Sam Chang: And with EV/pembro now kind of becoming the first standard of care, first-line therapy for advanced disease, where do you think, and what do you think is going to be really kind of the neoadjuvant setting? So it has been platinum-based, we're waiting for the IO neoadjuvants. We're waiting for EV/pembro neoadjuvant. And as you have studied this kind of landscape, what do you think is most exciting in the neoadjuvant setting?
Amanda Nizam: Yeah. So I think, I have a strong feeling that the EV/pembro is going to shift to the perioperative setting, and that's going to upend our sequencing question.
Sam Chang: Again.
Amanda Nizam: All over again.
Sam Chang: Again.
Amanda Nizam: Very shortly. Yes.
Sam Chang: Yeah.
Amanda Nizam: So platinum I don't think is going anywhere, especially if it moves to the perioperative setting. The question is going to be, can you re-challenge with maintenance avelumab in patients who are getting platinum post-perioperative EV/pembro if that does get approved?
Sam Chang: Right.
Amanda Nizam: And the other question is, can you do EV re-challenge in the future?
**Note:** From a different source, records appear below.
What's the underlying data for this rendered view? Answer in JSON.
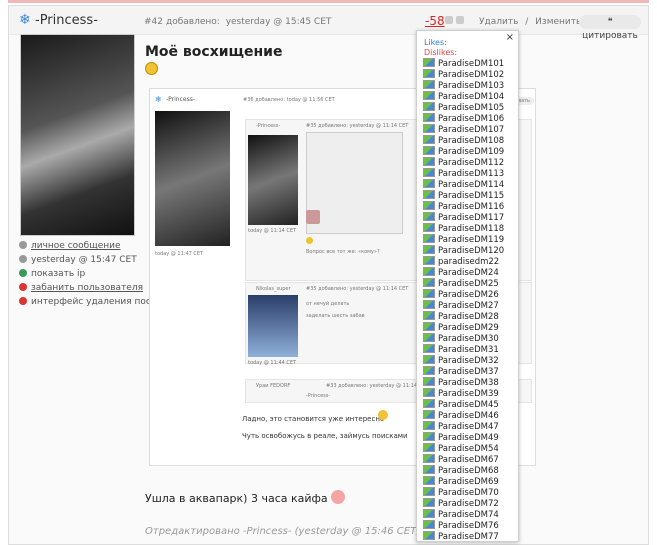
{
  "post": {
    "author": "-Princess-",
    "number": "#42",
    "added_label": "добавлено:",
    "added_time": "yesterday @ 15:45 CET",
    "score": "-58",
    "delete": "Удалить",
    "separator": "/",
    "edit": "Изменить",
    "quote": "цитировать",
    "title": "Моё восхищение",
    "body_text": "Ушла в аквапарк) 3 часа кайфа",
    "edited": "Отредактировано -Princess- (yesterday @ 15:46 CET)"
  },
  "sidebar": {
    "items": [
      {
        "label": "личное сообщение",
        "color": "#888"
      },
      {
        "label": "yesterday @ 15:47 CET",
        "color": "#888"
      },
      {
        "label": "показать ip",
        "color": "#4a8"
      },
      {
        "label": "забанить пользователя",
        "color": "#d33"
      },
      {
        "label": "интерфейс удаления постов",
        "color": "#d33"
      }
    ]
  },
  "quoted": {
    "author": "-Princess-",
    "meta": "#36 добавлено: today @ 11:56 CET",
    "quote": "цитировать",
    "footer": "today @ 11:47 CET",
    "nested_author": "-Princess-",
    "nested_meta": "#35 добавлено: yesterday @ 11:14 CET",
    "nested_footer": "today @ 11:14 CET",
    "nested_text": "Вопрос все тот же: «кому»?",
    "reply2_author": "Nikolas_super",
    "reply2_meta": "#35 добавлено: yesterday @ 11:14 CET",
    "reply2_line1": "от нечуй делать",
    "reply2_line2": "заделать шесть забав",
    "reply2_footer": "today @ 11:44 CET",
    "reply3_author": "Ураи FEDORF",
    "reply3_meta": "#33 добавлено: yesterday @ 11:14 CET",
    "reply3_line": "-Princess-",
    "line1": "Ладно, это становится уже интересно",
    "line2": "Чуть освобожусь в реале, займусь поисками"
  },
  "popup": {
    "close": "×",
    "likes": "Likes:",
    "dislikes": "Dislikes:",
    "users": [
      "ParadiseDM101",
      "ParadiseDM102",
      "ParadiseDM103",
      "ParadiseDM104",
      "ParadiseDM105",
      "ParadiseDM106",
      "ParadiseDM107",
      "ParadiseDM108",
      "ParadiseDM109",
      "ParadiseDM112",
      "ParadiseDM113",
      "ParadiseDM114",
      "ParadiseDM115",
      "ParadiseDM116",
      "ParadiseDM117",
      "ParadiseDM118",
      "ParadiseDM119",
      "ParadiseDM120",
      "paradisedm22",
      "ParadiseDM24",
      "ParadiseDM25",
      "ParadiseDM26",
      "ParadiseDM27",
      "ParadiseDM28",
      "ParadiseDM29",
      "ParadiseDM30",
      "ParadiseDM31",
      "ParadiseDM32",
      "ParadiseDM37",
      "ParadiseDM38",
      "ParadiseDM39",
      "ParadiseDM45",
      "ParadiseDM46",
      "ParadiseDM47",
      "ParadiseDM49",
      "ParadiseDM54",
      "ParadiseDM67",
      "ParadiseDM68",
      "ParadiseDM69",
      "ParadiseDM70",
      "ParadiseDM72",
      "ParadiseDM74",
      "ParadiseDM76",
      "ParadiseDM77"
    ]
  }
}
Because as you know, with patients who get platinum therapy in the perioperative setting now, further on, if they go down the road and develop metastatic disease, we have used platinum re-challenge in those who did have a response initially.
Sam Chang: Right.
Amanda Nizam: So you're going to have a whole sequencing, and basically, a Rubik's Cube.
Sam Chang: Right. And I think that's a great thing, I think, from a medical oncology standpoint. The trials in terms of setting that up, those real-world scenarios, the registry groups, those types of things, will really help answer those questions-
Amanda Nizam: Right.
Sam Chang: ... as you stack sequentially those patients who are now fortunately living longer. And obviously, we're going to also need to take into account toxicities. And what's going to happen with the neuropathy with EV? And how much longer can we treat? And what happens with the re-challenge? These are questions that I personally am not familiar with, and maybe as a field, we'll get more and more information in the future.
Amanda Nizam: It's an exciting time.
Sam Chang: It's always great to spend some time with you. And the people at Cleveland Clinic are quite fortunate to have you. And thanks again for spending some time with us.
Amanda Nizam: Thank you so much for the opportunity.